Adaptabilité et entretien des structures végétales
Les dimensions d'une plante grimpante plantée en pot sont très différentes d'une grimpante plantée en pleine terre dans le jardin. Plus une plante a de la place pour faire des racines, plus elle fera de longues tiges. Inversement, moins il y a de racines en profondeur, moins il y aura de feuillage.
Entremêler deux plantes grimpantes de la même variété est une excellente pratique. Au lieu de se focaliser uniquement sur la dimension des plantes, il convient de se poser la question de la dimension des treillis. Les plantes grimpantes se taillent très bien. Vous pouvez très bien palisser une grimpante sur un support plus large que haut ou plus haut que large.
Si vous voulez quelque chose de plus fleuri, vous pouvez entourer votre poteau d'un treillis type « fil à poulailler » et planter à son pied n'importe quelle grimpante fleurie, annuelle (pois de senteur, ipomées) ou vivace (chèvrefeuille, clématite, rosier grimpant).
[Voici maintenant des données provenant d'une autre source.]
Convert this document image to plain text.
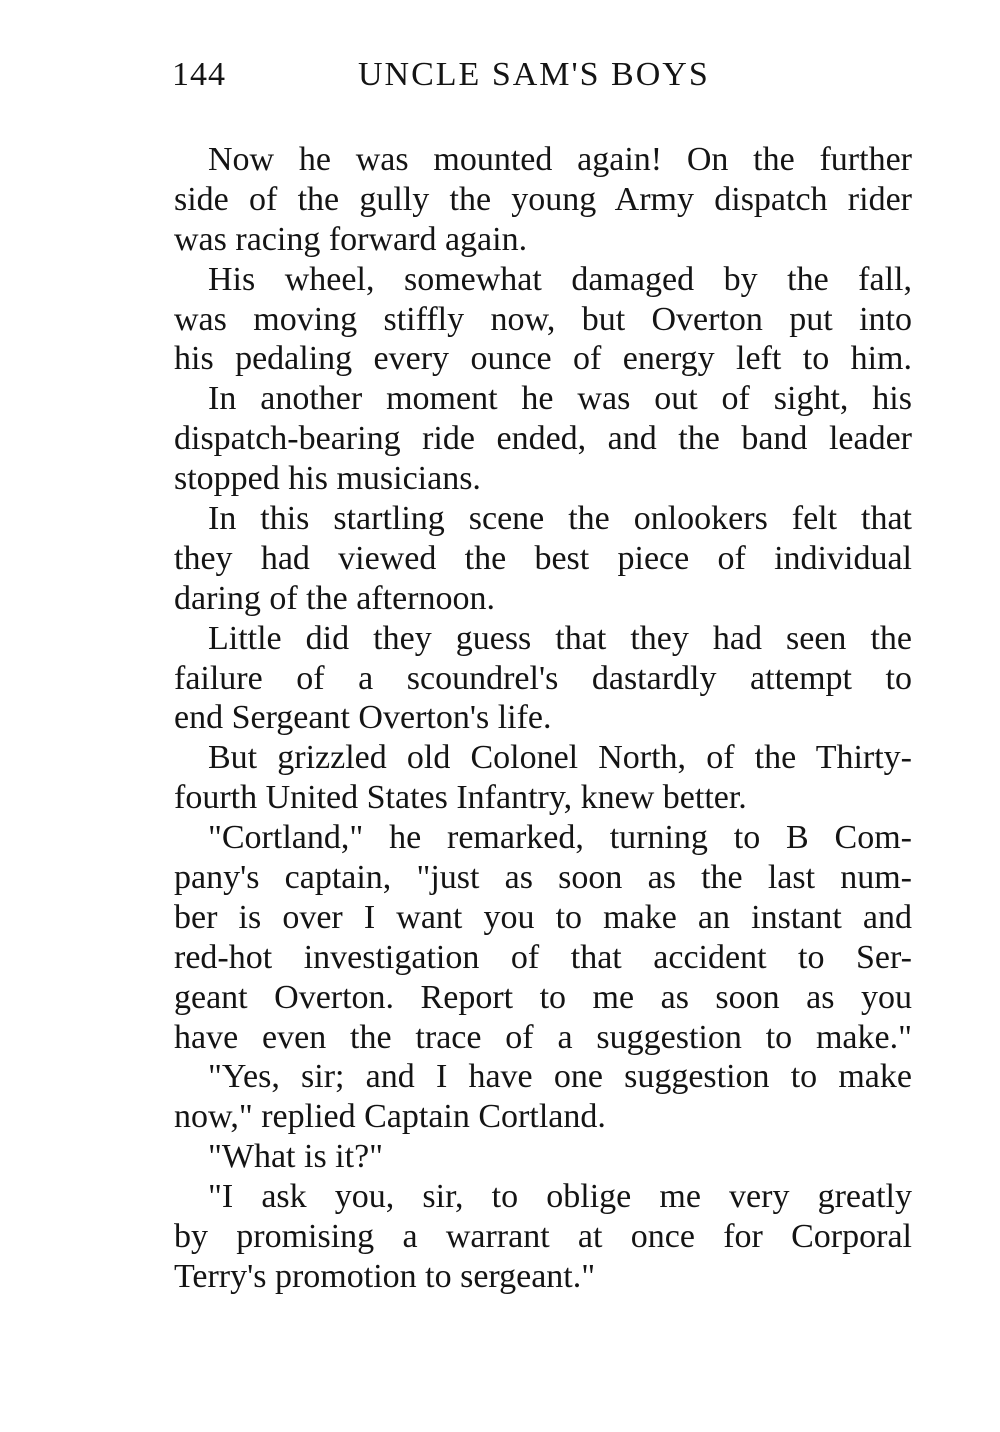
144	UNCLE SAM'S BOYS
Now he was mounted again! On the further
side of the gully the young Army dispatch rider
was racing forward again.
His wheel, somewhat damaged by the fall,
was moving stiffly now, but Overton put into
his pedaling every ounce of energy left to him.
In another moment he was out of sight, his
dispatch-bearing ride ended, and the band leader
stopped his musicians.
In this startling scene the onlookers felt that
they had viewed the best piece of individual
daring of the afternoon.
Little did they guess that they had seen the
failure of a scoundrel's dastardly attempt to
end Sergeant Overton's life.
But grizzled old Colonel North, of the Thirty-
fourth United States Infantry, knew better.
"Cortland," he remarked, turning to B Com-
pany's captain, "just as soon as the last num-
ber is over I want you to make an instant and
red-hot investigation of that accident to Ser-
geant Overton. Report to me as soon as you
have even the trace of a suggestion to make."
"Yes, sir; and I have one suggestion to make
now," replied Captain Cortland.
"What is it?"
"I ask you, sir, to oblige me very greatly
by promising a warrant at once for Corporal
Terry's promotion to sergeant."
Choisissez bien votre variété en fonction de la hauteur maximale souhaitée. Si c'est pour couvrir un poteau de 2 m, n'y mettez pas une clématite montana, par exemple, mais choisissez une variété à développement plus restreint.

Pour conserver une jolie plante dans le temps, qui remplira pleinement ses fonctions de rafraîchissement, d'amélioration de la qualité de l'air et de lieu de refuge de biodiversité, l'entretien reste nécessaire pour régénérer la plante (éviter que les pieds des grimpantes se dégarnissent), stimuler le couvert végétal et la floraison. Taillez en hiver les tiges en ne laissant que deux yeux à partir du point de départ de la tige. Rabattez en hiver de manière conséquente.
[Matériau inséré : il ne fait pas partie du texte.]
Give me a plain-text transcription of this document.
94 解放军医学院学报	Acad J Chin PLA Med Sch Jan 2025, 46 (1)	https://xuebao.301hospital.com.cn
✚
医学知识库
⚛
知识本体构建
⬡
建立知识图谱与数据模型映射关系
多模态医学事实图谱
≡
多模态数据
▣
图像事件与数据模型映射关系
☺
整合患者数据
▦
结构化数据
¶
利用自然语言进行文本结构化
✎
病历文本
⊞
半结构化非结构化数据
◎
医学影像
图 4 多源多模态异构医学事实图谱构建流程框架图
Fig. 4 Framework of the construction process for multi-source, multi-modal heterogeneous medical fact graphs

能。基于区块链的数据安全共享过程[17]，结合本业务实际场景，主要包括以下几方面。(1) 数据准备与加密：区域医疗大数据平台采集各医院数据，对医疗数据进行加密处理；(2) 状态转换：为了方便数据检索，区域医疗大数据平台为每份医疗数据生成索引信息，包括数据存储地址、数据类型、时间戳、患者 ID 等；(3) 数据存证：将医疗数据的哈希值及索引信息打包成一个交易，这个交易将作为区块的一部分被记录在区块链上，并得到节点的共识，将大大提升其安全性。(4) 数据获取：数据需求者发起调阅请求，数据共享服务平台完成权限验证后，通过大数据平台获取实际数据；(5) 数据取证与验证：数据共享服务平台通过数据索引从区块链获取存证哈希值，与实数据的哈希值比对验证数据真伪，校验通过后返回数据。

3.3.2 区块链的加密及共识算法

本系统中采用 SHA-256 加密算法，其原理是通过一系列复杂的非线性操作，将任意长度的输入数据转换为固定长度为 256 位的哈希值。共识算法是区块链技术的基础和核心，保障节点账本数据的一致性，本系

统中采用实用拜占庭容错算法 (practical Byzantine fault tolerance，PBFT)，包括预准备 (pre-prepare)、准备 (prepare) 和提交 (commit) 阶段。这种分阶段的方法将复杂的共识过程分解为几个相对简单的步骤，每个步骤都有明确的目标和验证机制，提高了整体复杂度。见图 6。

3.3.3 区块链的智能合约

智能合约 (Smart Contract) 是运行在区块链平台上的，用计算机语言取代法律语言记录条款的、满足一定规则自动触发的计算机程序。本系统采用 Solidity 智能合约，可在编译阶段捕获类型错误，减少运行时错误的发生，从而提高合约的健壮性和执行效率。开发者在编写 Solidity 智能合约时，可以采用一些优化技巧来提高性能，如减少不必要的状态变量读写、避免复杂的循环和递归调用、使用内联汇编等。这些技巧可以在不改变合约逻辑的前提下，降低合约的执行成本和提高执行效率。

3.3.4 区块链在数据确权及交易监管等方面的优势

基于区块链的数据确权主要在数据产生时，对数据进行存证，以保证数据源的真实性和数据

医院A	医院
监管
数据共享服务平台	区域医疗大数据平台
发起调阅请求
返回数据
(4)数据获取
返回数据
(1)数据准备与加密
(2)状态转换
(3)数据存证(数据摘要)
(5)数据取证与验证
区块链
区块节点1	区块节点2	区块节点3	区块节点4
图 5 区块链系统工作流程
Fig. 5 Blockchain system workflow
Conception de structures autoportantes : le tunnel gourmand
Le jardin est un lieu d'expression créative, même pour les non-bricoleurs. La création de structures comme un tunnel gourmand peut se faire avec des matériaux simples comme les fers à béton. Leur nombre dépendra de la longueur que vous souhaitez donner à votre tunnel en sachant que les arches ne doivent pas être trop espacées (1 m à 1,50 m).
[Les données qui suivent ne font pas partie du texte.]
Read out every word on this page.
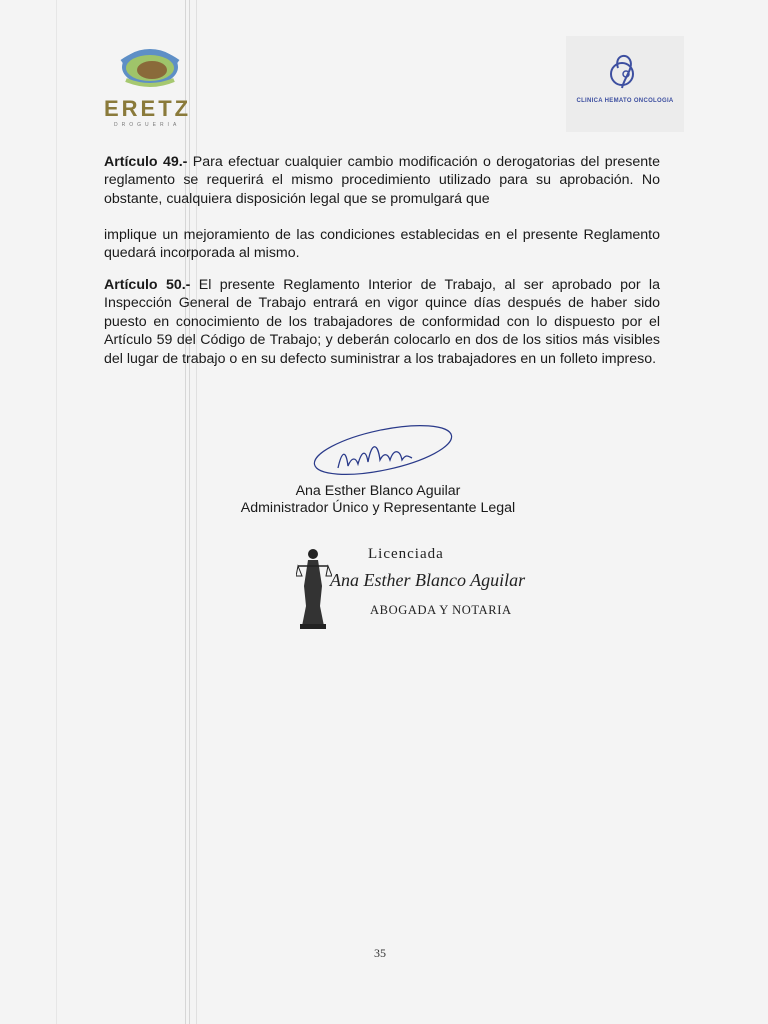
ERETZ
DROGUERIA
CLINICA HEMATO ONCOLOGIA
Artículo 49.- Para efectuar cualquier cambio modificación o derogatorias del presente reglamento se requerirá el mismo procedimiento utilizado para su aprobación. No obstante, cualquiera disposición legal que se promulgará que
implique un mejoramiento de las condiciones establecidas en el presente Reglamento quedará incorporada al mismo.
Artículo 50.- El presente Reglamento Interior de Trabajo, al ser aprobado por la Inspección General de Trabajo entrará en vigor quince días después de haber sido puesto en conocimiento de los trabajadores de conformidad con lo dispuesto por el Artículo 59 del Código de Trabajo; y deberán colocarlo en dos de los sitios más visibles del lugar de trabajo o en su defecto suministrar a los trabajadores en un folleto impreso.
Ana Esther Blanco Aguilar
Administrador Único y Representante Legal
Licenciada
Ana Esther Blanco Aguilar
ABOGADA Y NOTARIA
35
L'opération la plus délicate est de courber les fers à béton sans les plier. Positionnez le fer à béton le long d'un support (rail, mur, bordure) et maintenez-le sur un tiers de sa longueur. Prenez ensuite le fer du côté non maintenu et courbez-le en rapprochant l'extrémité libre de celle bloquée. Une fois formés, enfoncez les fers à +/- 60 cm dans le sol.
L'ossature étant en place, renforcez les arches en les habillant avec du treillis soudé (type grillage de maçonnerie). Fixez provisoirement vos treillis en les attachant avec du fin fil de fer sans serrer. Il ne faut pas les fixer dès la base du tunnel car celle-ci doit rester bien dégagée et accessible pour pouvoir tailler vos arbustes fruitiers. De même pour le dessus de la structure, vous pouvez y poser un treillis supplémentaire ou tendre des fils. Si vous avez opté pour une structure fine et donc plus souple, il vaut mieux installer des tendeurs aux arches bordant votre tunnel pour éviter qu'il ne s'affaisse en son centre.